The final piece was fitted to his grave today, the headstone. Seeing his name engraved beautifully on that stone just breaks me. It’s not like it didn’t feel final before, it did. But seeing that stone, those gold letters, the years that are just so short it makes me angry, there should be so much more time on that date!! 27 is too young! It just completely breaks me. 

  
It’s beautiful, it’s bling which he would have loved. My aunt and family did an amazing job. 

Normally this would be a time for me to jump back into my bad habits. I want to. I want to order food and eat until I don’t feel empty. The truth of cause is that it won’t ever work. Having now felt grief like this first hand, I don’t believe the empty goes or that you “get over it” I think you simply learn to live with the hole created by the loss. 

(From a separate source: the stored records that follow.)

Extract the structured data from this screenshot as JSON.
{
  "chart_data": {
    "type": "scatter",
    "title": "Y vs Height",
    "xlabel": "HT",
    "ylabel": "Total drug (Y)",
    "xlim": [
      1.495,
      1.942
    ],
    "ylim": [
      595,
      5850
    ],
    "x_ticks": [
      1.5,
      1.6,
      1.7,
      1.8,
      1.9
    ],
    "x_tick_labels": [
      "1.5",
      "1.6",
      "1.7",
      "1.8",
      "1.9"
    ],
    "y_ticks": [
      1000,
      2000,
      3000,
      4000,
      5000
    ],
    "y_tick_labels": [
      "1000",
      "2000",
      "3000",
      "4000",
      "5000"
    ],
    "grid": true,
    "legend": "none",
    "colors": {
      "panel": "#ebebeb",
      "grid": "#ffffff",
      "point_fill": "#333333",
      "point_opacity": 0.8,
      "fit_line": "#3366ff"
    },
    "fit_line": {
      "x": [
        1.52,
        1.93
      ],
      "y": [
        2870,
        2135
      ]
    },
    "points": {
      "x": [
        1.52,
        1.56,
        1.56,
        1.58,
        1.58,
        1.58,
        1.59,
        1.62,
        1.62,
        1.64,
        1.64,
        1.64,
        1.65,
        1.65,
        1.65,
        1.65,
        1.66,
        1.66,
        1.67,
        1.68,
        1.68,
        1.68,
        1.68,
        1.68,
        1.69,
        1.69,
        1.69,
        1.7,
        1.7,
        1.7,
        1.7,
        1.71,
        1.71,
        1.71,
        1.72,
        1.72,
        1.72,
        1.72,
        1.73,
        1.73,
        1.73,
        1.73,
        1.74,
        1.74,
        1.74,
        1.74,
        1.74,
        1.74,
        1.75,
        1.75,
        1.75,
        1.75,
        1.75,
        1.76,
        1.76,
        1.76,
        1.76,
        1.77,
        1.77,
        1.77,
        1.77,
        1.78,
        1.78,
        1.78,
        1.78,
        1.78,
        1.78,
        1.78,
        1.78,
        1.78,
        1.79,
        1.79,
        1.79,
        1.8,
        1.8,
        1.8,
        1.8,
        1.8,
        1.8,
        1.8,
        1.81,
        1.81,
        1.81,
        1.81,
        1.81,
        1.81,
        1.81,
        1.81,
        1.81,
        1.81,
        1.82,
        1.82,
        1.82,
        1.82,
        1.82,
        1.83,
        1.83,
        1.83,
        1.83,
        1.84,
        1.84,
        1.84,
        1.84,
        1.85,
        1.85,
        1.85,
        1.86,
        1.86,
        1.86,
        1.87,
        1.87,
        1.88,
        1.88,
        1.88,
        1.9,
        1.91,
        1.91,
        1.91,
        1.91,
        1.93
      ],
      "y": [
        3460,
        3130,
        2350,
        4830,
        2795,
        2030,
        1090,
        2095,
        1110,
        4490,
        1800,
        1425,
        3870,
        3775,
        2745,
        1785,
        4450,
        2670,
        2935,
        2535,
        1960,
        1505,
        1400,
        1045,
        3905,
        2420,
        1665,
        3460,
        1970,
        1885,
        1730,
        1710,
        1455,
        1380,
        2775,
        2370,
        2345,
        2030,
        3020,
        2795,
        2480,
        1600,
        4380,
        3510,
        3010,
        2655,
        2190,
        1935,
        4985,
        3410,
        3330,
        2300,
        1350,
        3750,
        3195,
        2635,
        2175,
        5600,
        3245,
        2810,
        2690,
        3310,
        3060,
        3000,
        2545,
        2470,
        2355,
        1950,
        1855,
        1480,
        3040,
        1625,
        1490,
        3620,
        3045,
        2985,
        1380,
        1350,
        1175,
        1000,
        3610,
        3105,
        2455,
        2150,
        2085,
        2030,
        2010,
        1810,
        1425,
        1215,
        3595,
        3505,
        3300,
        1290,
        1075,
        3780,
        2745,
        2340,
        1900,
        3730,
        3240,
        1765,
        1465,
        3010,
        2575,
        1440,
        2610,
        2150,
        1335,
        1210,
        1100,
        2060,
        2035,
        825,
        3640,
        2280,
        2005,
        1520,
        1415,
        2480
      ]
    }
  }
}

Today after a wonderful lunch with my family – which I refused desert!!! Yay me!! I came home and did some food prep for the week ahead. Planned some meals an cooked some low cal chilli. 

   
 
Preparation and pre planning is so important for me to have a good week. I am weakest around dinner time, so if I don’t know what I am eating once I get home from work or even worse I don’t have the food in….takeaway here I come. 

I have some lovely food planned in for this week. All including my new addiction which is hot sauce, pretty much replacing any sauces I would normally use that are calorific. 

  
My new best friends. Haha!!

So even after what was a hard weekend I have clung onto my motivation. I found something else that was more important to me than food. My love of my family, making them and my husband proud.  

One stone seven pounds down at the moment. Let’s see what this week brings.